Poor parenting plays a big part in Northern Ireland crime level, survey claims
Parents who are soft on their children have been named as one of the chief causes of crime in Northern Ireland.
Almost half of people cite a lack of discipline from mothers and fathers as a key reason behind criminality.
A survey by the Department of Justice found it was among the top three factors most commonly identified by people as a major driver of crime. It was cited by almost half (49%) of people - behind drugs (76%) and alcohol (58%) - as a leading factor.
Nearly one in five (19%) of respondents identified the lack of parental discipline as the single biggest cause.
The details emerged in a report published yesterday titled Perceptions of Crime: Findings from the 2016/17 Northern Ireland Crime Survey.
It throws the spotlight on the fear of crime in Northern Ireland communities.
Around 57% of those who took part thought that crime levels had increased in the last two years, even though they have actually dropped during that time.
Despite a lower prevalence of crime in the province, the survey revealed higher levels of worry about criminality here.
People expressed higher levels of worry about car crime (10%) compared to England and Wales (7%).
Violent crime was also a greater worry for people here (14%) compared to England and Wales (10%), the findings suggest.
Overall, 9% of respondents thought it was likely that they would be the victim of burglary, 9% believed they would experience some form of vehicle-related theft, while 6% perceived themselves to be at risk of violent crime.
Nearly a quarter of people surveyed said crime had an impact on their quality of life.
Some 23% claimed it had a moderate effect, while 4% said their quality of life was greatly affected by their fear of crime.
Victim Support chief executive Geraldine Hanna said: "We cannot dismiss the fact that nearly a quarter of respondents felt that the fear of crime had a moderate effect on their life, and another 6% have perceived themselves to be at risk of violent crime. The research also highlights a growing recognition within the general public of the effect societal issues such as addiction and anti-social behaviour can have on crime, and particularly the fear of crime.
"Victim Support NI has been encouraged by the justice system's approach to these societal issues with the establishment of problem-solving courts and enhanced combination orders.
"However, we would like to see a cross-department governmental approach in tackling these issues.
"All types of crime, when they are committed, can have an impact on the victim, both immediately and in the years ahead.
"Our services help those affected to feel supported, and we work closely with a wide range of agencies across Northern Ireland to ensure no one feels they are facing the consequences alone."
She said that in the last year, the charity offered support services to 61,241 victims and witnesses, and its volunteers delivered more than 16,000 hours of service.
The proportion of respondents who felt there was less crime in here rose between 2016 and 2017, from 10% to 14%.
Respondents are more positive in their perceptions of crime trends in their local area - 29% believe local crime levels increased in the previous two years, compared to 57% across Northern Ireland as a whole.
Dr John Topping, a criminology lecturer at Queen's University, said the public's perception of crime can often differ from reality.

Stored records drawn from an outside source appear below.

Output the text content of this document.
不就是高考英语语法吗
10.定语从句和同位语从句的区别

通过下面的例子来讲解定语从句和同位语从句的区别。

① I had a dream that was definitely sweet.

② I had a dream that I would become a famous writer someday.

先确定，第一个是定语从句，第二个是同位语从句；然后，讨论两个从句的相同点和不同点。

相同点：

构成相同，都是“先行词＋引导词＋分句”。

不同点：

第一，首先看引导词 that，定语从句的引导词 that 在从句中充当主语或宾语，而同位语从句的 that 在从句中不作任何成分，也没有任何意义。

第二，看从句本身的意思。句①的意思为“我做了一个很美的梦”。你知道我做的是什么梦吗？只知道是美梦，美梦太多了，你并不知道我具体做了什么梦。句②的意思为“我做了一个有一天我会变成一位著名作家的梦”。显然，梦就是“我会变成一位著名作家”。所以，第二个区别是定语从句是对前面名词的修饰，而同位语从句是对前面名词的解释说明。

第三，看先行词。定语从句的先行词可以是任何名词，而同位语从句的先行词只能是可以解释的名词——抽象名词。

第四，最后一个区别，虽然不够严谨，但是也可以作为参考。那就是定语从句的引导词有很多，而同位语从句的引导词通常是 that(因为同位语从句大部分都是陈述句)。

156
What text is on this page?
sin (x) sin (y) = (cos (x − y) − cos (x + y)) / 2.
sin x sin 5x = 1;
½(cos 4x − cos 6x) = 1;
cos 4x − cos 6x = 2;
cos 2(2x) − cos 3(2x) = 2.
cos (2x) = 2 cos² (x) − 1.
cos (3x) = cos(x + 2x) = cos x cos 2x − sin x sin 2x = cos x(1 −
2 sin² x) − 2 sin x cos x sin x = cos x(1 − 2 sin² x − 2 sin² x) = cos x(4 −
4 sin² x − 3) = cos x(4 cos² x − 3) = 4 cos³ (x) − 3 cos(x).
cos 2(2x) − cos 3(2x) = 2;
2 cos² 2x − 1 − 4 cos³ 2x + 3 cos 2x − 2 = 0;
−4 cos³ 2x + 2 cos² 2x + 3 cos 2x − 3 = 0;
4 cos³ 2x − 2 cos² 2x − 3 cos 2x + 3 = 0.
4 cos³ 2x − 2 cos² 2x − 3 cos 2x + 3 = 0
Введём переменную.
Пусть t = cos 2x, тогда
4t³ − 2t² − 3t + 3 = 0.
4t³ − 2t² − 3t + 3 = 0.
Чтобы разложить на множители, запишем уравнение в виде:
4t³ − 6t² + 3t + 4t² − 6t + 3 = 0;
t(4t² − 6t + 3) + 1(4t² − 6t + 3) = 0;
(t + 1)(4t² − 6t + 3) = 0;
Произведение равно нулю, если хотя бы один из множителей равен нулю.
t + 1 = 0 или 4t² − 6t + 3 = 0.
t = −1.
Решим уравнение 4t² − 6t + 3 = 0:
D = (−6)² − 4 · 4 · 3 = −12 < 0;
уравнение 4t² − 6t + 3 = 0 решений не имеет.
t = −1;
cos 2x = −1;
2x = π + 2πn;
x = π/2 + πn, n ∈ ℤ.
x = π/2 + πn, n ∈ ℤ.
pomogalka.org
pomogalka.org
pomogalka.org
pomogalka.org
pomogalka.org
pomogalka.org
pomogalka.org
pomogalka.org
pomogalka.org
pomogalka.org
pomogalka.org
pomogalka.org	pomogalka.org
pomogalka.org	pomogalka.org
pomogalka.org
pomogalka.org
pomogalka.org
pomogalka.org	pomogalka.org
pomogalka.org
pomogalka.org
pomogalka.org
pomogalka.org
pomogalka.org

As regards parental discipline, Dr Topping said: "There is no evidence that can connect how children are behaving, in terms of discipline from parents, and crime.
"I would suggest that it's part of a potential bigger issue where we are seeing significant cuts and closures of youth provision."
Dr Topping said the survey showed "a very significant disconnect" between the chances of being an actual victim of crime and people's perception that they will be.
He added: "We are statistically a much safer place than England and Wales, so there's less chance of being a victim of crime by virtue of living in Northern Ireland.
"The percentage of people who think there has been more crime over the last year in Northern Ireland and percentage of people who think there's more crime in their local area has decreased very significantly over the last 15 years."